Ivory Coast in speech-fueled catastrophe

After months of vicious inflammatory speech, Cote d’Ivoire is exploding. Today there are battles in the main city of Abidjan, including around the Presidential Palace which Laurent Gbagbo has refused to vacate since, by virtually all accounts except his, he lost the elections last November 28 to Alassane Ouattara.  Instead of leaving power, Gbagbo and his allies have used inflammatory speech to frighten the population and incite his supporters – against pro-Ouattara Ivoirians, many of whom come from mainly Muslim northern Cote d’Ivoire, and against the foreign observers who know that Gbagbo lost. Gbagbo has repeatedly made the terrifying claim that the French government and the UN operation in Cote d’Ivoire (UNOCI) are preparing a genocide against Ivoirians. “We are going to defend the sovereignty of our country until the last drop of our sweat. I urge all Ivorians to make themselves ready for this combat. We are going to totally liberate our country,” said Charles Ble Goude, Gbagbo’s youth minister who is already under UN sanctions for leading violence five years ago. This January, after such messages were widely disseminated via the national network RTI, and in pro-Gbagbo newspapers, gangs of youths loyal to Gbagbo burned three UN vehicles and attacked an ambulance.  Ivoirians themselves have been more frequent and vulnerable targets, of course. In March, for example, Ivoirian troops machine-gunned a group of women marching peacefully in favor of Ouattara in Abidjan.
Now it is growing much worse. Today, the International Committee of the Red Cross (ICRC) reports that at least 800 people were killed on Tuesday in the Western Ivoirian town of Duekoue. Parts of Abidjan are war zones, as fighters loyal to Ouattara attempt to take the city and oust Gbagbo.  “Abidjan is on the brink of a human rights catastrophe and total chaos” says Salvatore Saguès, Amnesty International’s researcher on West Africa.

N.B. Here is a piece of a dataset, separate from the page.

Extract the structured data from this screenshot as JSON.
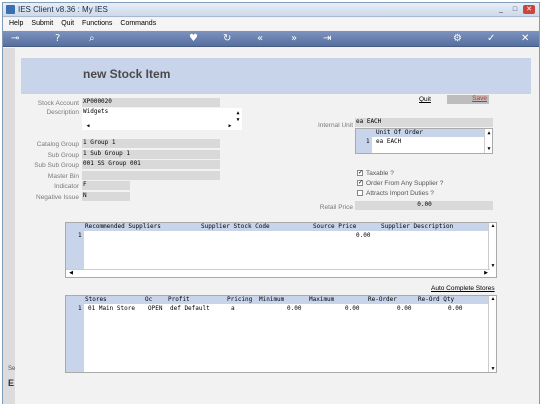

Gbagbo and his allies – including journalists – have used classic techniques of incitement, trying to persuade their audiences that they are in mortal danger from ostensible enemies. On January 19, Francis Deng and Edward Luck, UN Special Advisors for the Prevention of Genocide and the Responsibility to Protect, respectively, said they were “deeply troubled by reports of continuing hate speech that appears to be aimed at inciting violent attacks against particular ethnic and national groups” and on the same day, the UN Security Council demanded an “immediate halt to the use of media, especially [the pro-Gbagbo] Radiodiffusion Television Ivoirienne, to propagate false information and to incite hatred and violence, including against the U.N.” The following day, UN Secretary General Ban Ki-Moon backed up the demand with a threat that Ivoirian inciters could face prosecution at the International Criminal Court.

Unfortunately RTI and other Ivoirian media continued to propagate inflammatory speech, stirring up more fear and anger with each week of the long crisis. Following the playbook for ruthless incitement, Gbagbo and his unelected government have also shut down Ivoirians’ access to other sources of information, banning foreign news broadcasts, arresting journalists and now threatening to block websites that comment objectively or critically on the situation in Cote d’Ivoire. Tragically, this disaster was no surprise. It was not even the first time for Cote d’Ivoire; from 2001-2004 the country suffered a previous convulsion of incitement and violence. Perhaps the next one can be averted if the UN carries out its threat to prosecute some of the people who have knowingly, systematically catalyzed disaster.